During Lent we follow Jesus as he is led, or driven, by the Spirit into the desert, the wilderness, where he is tempted by the devil. The name, the ‘Book of Numbers’, in English, reflects the Greek title, arithmoi, which itself reflects the prominence at the beginning of the book of the numbers of people counted in a census of the children of Israel. One of the titles of the book in Hebrew is bemidbar, which means ‘in the wilderness’. The children of Israel led by Moses, spent 40 years wandering in the wilderness on their way to the promised land of Canaan, the land promised to Abraham and his descendants. Much of the Book of Numbers is about these wanderings.
It is no accident that while Moses spent 40 years in the wilderness, Jesus spends 40 days there following his baptism, the story we continually recall during Lent. And that’s only the beginning. At the Transfiguration on Mount Tabor, Jesus will appear with Moses. As he takes the bread and wine at the Last Supper there are strong echoes of the Passover Meal, the meal at which the events of the Exodus are recalled. In Paul’s letters, a direct link is made between the waters of baptism and the waters of the red sea, baptism is seen as a movement from slavery to freedom. And most strikingly of all, perhaps, in John’s gospel, chapter 3, Jesus’s own words: ‘And just as Moses lifted up the serpent in the wilderness, so must the Son of Man be lifted up, that whoever believes in him may have eternal life. For God so loved the world that he gave his only Son, so that everyone who believes in him may not perish but have eternal life.’
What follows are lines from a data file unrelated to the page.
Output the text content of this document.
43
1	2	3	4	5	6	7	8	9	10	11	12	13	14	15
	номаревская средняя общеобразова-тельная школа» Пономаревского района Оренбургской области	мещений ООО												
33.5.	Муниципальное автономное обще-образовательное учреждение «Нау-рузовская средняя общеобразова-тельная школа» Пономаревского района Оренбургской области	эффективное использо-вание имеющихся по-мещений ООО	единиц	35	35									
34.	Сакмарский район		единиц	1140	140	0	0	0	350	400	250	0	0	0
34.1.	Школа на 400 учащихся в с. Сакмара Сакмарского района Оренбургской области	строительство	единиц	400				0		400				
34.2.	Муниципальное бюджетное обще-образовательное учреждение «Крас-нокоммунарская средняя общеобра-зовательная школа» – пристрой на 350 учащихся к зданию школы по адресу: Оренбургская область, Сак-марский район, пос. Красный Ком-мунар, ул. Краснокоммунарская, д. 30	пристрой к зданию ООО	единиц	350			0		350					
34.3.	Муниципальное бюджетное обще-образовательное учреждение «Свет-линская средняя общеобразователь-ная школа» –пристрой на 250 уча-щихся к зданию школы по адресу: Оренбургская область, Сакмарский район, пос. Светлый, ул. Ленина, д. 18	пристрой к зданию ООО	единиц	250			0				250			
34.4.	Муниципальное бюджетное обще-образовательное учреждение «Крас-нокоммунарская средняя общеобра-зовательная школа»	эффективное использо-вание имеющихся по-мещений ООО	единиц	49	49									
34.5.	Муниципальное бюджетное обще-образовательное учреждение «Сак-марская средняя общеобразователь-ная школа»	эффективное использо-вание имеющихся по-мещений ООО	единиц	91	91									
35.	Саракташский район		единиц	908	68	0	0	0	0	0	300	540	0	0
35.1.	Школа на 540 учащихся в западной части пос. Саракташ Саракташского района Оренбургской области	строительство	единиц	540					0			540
Jesus is the new Adam, but he’s also the new Moses, the fulfilment of the law, and the themes of the Exodus permeate his life, death and resurrection. And it’s a theme that has inspired millions whether they be puritans sailing for America who saw themselves very much within the Exodus tradition, or, somewhat ironically, whether they be black American slaves who left America, again making explicit connections with the Exodus, in search of a better life in the African Free State of Liberia, established in 1847. Again I think of where l live in the context of what Exodus might mean for people there, about education as one of the paths from slavery to freedom, about what it must mean to live in the slavery of addiction and those who work to set people free from its claws, about the slavery of low aspirations and those who work to set people free by raising them, about the church’s attempt to replace loneliness and isolation with community, about the slavery of hopelessness and what it means to replace hopelessness with both hope and faith.
And to see Jesus in the wilderness in this context, in the context of the Exodus, to read this account from the Book of Numbers now, to connect the 40 years of the children of Israel with Jesus’s 40 days in the wilderness, transforms my understanding of Lent. Less alcohol, chocolate, and caffeine possibly, but much more importantly a time to accompany Jesus into the wilderness, a time of withdrawal for him after which he will begin the extraordinary events of his public ministry, a time of transformation - as the 40 years in the wilderness were for the children of Israel.
In Lent we pray for healing for ourselves, for each other, for our Church, for the neighbourhoods we live in, for our world. And we pray that we might have the courage to accompany Christ into the wilderness, that we might have faith in the one who will be lifted up - as Moses lifted up the serpent - and that we might be inspired once again by the events of the Exodus to commit ourselves to working for the freedom of all God’s children. Amen.